WASHINGTON (dpa-AFX) - A leading indicator for payroll employment in the U.S. decreased in June, extending the declining trend over the past several months, and a signaled a slowdown in payroll hiring in the second half of the year, survey data from the Conference Board showed Monday.
The Conference Board Employment Trends Index fell to 110.27 in June from a downwardly revised 111.04 in May.
When the Index increases, employment is likely to grow as well, and vice versa, and turning points in the index indicate that a change in the trend of job gains or losses is about to occur in the coming months, the think tank said.
June's decrease in the Employment Trends Index was driven by negative contributions from four of its eight components - percentage of firms with positions not able to fill right now, number of employees hired by the temporary-help industry, initial claims for unemployment insurance, and job openings.
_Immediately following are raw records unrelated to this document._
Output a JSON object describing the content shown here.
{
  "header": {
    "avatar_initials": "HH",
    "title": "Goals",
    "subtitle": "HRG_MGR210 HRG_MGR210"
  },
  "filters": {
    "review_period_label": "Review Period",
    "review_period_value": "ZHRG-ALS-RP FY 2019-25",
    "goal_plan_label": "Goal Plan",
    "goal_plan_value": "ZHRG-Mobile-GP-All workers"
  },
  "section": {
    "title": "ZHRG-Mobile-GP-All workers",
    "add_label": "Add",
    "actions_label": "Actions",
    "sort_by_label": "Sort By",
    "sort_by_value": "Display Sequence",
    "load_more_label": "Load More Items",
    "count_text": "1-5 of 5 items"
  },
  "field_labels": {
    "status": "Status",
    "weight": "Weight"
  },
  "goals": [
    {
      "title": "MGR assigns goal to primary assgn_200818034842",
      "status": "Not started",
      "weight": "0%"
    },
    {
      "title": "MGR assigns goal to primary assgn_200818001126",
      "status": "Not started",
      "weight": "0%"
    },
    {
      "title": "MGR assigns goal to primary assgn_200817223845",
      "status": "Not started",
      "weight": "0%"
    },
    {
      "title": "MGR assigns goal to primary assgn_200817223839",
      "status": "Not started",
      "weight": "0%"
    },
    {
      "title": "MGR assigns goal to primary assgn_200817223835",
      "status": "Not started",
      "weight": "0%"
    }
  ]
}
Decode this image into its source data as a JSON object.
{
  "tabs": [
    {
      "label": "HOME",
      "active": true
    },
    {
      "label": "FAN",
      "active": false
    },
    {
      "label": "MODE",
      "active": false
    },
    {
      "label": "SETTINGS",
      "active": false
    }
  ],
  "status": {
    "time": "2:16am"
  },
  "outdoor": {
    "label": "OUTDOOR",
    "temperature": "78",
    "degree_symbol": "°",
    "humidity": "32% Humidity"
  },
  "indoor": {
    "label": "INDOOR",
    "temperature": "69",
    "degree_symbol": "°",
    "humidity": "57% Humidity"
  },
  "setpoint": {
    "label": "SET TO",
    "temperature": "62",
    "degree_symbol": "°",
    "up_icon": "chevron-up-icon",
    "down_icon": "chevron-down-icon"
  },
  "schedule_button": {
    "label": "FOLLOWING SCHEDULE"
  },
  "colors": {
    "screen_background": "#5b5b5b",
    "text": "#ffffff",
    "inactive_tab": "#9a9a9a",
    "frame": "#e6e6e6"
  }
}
'The ETI fell in June, continuing the downward trajectory observed since the measure peaked in March 2022,' Will Baltrus, associate economist at The Conference Board,' said.
'June's ETI downtick signals employment could fall in the second half of 2024.' Meanwhile, the index remains above its prepandemic level, and payrolls growth remains healthy, albeit at a reduced pace compared to the outsized gains experienced during the pandemic recovery, the economist observed.
'While June's ETI suggests an aggregate reduction in employment ahead, we anticipate the labor market will only cool modestly. Indeed, as long as companies are willing to retain workers, net nonfarm payrolls are likely to remain positive,' Baltrus added.
The CB survey showed that 37 percent of firms reported difficulty in filling jobs are right now, which remains well above the average of 23 percent observed between July 2009 and January 2020, the period following the financial crisis and immediately preceding the pandemic.
This share is expected to remain elevated as Baby Boomers retire, the Conference Board said.
Further, companies are hesitant to downsize payrolls amid a slowing economy because the weakness may be transitory, and rehiring workers after an economic soft patch may be more expensive given persistent labor shortages.